On 09.05.2012 07:59, Alexey Melnikov wrote:
> Hi,
> Yet another late review:
>
>    A user agent that wishes to authenticate itself with an origin 
> server
>    -- usually, but not necessarily, after receiving a 401 
> (Unauthorized)
>    -- MAY do so by including an Authorization header field with the
>    request.
>
>    A client that wishes to authenticate itself with a proxy -- 
> usually,
>    but not necessarily, after receiving a 407 (Proxy Authentication
>    Required) -- MAY do so by including a Proxy-Authorization header
>    field with the request.
>
> It doesn't look like use of the 2 MAYs above is appropriate, because
> they are not implementation alternatives. Maybe change them to "can"?

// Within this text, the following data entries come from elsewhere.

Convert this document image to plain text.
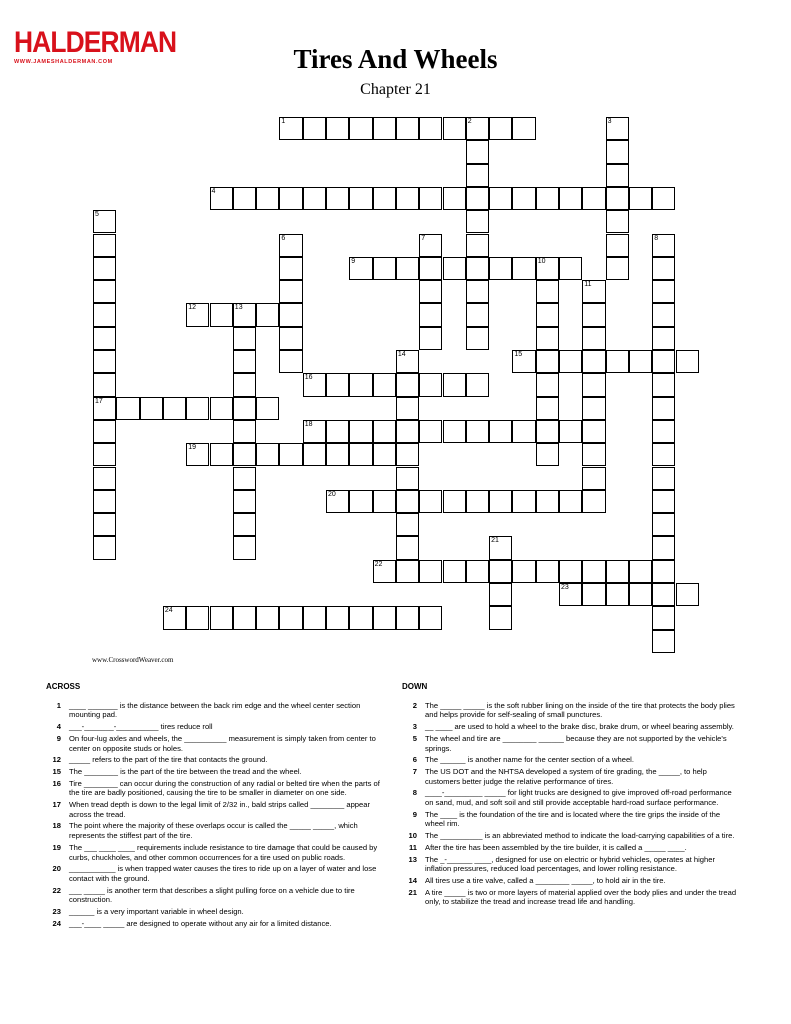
HALDERMAN
WWW.JAMESHALDERMAN.COM	Tires And Wheels
Chapter 21
1	2	3
4
5
17
6	7	8
9	10
11
12	13
14	15
16
18
19
20
21
22
23
24
www.CrosswordWeaver.com
ACROSS
1	____ _______ is the distance between the back rim edge and the wheel center section mounting pad.
4	___-_______-__________ tires reduce roll
9	On four-lug axles and wheels, the __________ measurement is simply taken from center to center on opposite studs or holes.
12	_____ refers to the part of the tire that contacts the ground.
15	The ________ is the part of the tire between the tread and the wheel.
16	Tire ________ can occur during the construction of any radial or belted tire when the parts of the tire are badly positioned, causing the tire to be smaller in diameter on one side.
17	When tread depth is down to the legal limit of 2/32 in., bald strips called ________ appear across the tread.
18	The point where the majority of these overlaps occur is called the _____ _____, which represents the stiffest part of the tire.
19	The ___ ____ ____ requirements include resistance to tire damage that could be caused by curbs, chuckholes, and other common occurrences for a tire used on public roads.
20	___________ is when trapped water causes the tires to ride up on a layer of water and lose contact with the ground.
22	___ _____ is another term that describes a slight pulling force on a vehicle due to tire construction.
23	______ is a very important variable in wheel design.
24	___-____ _____ are designed to operate without any air for a limited distance.
DOWN
2	The _____ _____ is the soft rubber lining on the inside of the tire that protects the body plies and helps provide for self-sealing of small punctures.
3	__ ____ are used to hold a wheel to the brake disc, brake drum, or wheel bearing assembly.
5	The wheel and tire are ________ ______ because they are not supported by the vehicle's springs.
6	The ______ is another name for the center section of a wheel.
7	The US DOT and the NHTSA developed a system of tire grading, the _____, to help customers better judge the relative performance of tires.
8	____-_________ _____ for light trucks are designed to give improved off-road performance on sand, mud, and soft soil and still provide acceptable hard-road surface performance.
9	The ____ is the foundation of the tire and is located where the tire grips the inside of the wheel rim.
10	The __________ is an abbreviated method to indicate the load-carrying capabilities of a tire.
11	After the tire has been assembled by the tire builder, it is called a _____ ____.
13	The _-______ ____, designed for use on electric or hybrid vehicles, operates at higher inflation pressures, reduced load percentages, and lower rolling resistance.
14	All tires use a tire valve, called a ________ _____, to hold air in the tire.
21	A tire _____ is two or more layers of material applied over the body plies and under the tread only, to stabilize the tread and increase tread life and handling.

Or; " -- does so by including" ?

>
>    Both the Authorization field value and the Proxy-Authorization 
> field
>    value consist of credentials containing the authentication
>    information of the client for the realm of the resource being
>    requested.  The user agent MUST choose to use one of the 
> challenges
>    with the strongest auth-scheme it understands and request 
> credentials
>    from the user based upon that challenge.
>
> This is overly simplistic: I think this should talk about the client
> possibly falling back to an authentication scheme B if authentication
> with scheme A failed, and both A and B were advertised by the server.

History repeats. This argument comes up in just about every review. 
Always concluding that there is no universal "strongest" when it comes 
to schemes or security. It always depends on external environment and 
end point particulars which are outside of HTTP scope.

This MUST is not actually required for the HTTP protocol, but to 
encourage best-practice as much as possible. It is as far as the WG 
seems to be able and willing to go at present without over-reaching 
charter scope.


>
>    If the origin server does not wish to accept the credentials sent
>    with a request, it SHOULD return a 401 (Unauthorized) response.  
> The
>    response MUST include a WWW-Authenticate header field containing 
> at
>    least one (possibly new) challenge applicable to the requested
>    resource.
>
>    If a proxy does not accept the credentials sent with a request, it
>    SHOULD return a 407 (Proxy Authentication Required).  The response
>    MUST include a Proxy-Authenticate header field containing a 
> (possibly
>    new) challenge applicable to the proxy for the requested resource.
>
> I think this is a bit misleading. Can an authentication exchange 
> include
> more than one round trip? I think you need to be explicit one way or
> another. (If it can, then "does not accept" is not necessarily
> correct.)

Yes. NTLM does. Which is one reason why it breaks in the presence of 
simple load balancers. Ideally the HTTP request should be self-contained 
enough for proxy chaining and TCP pathways not to matter.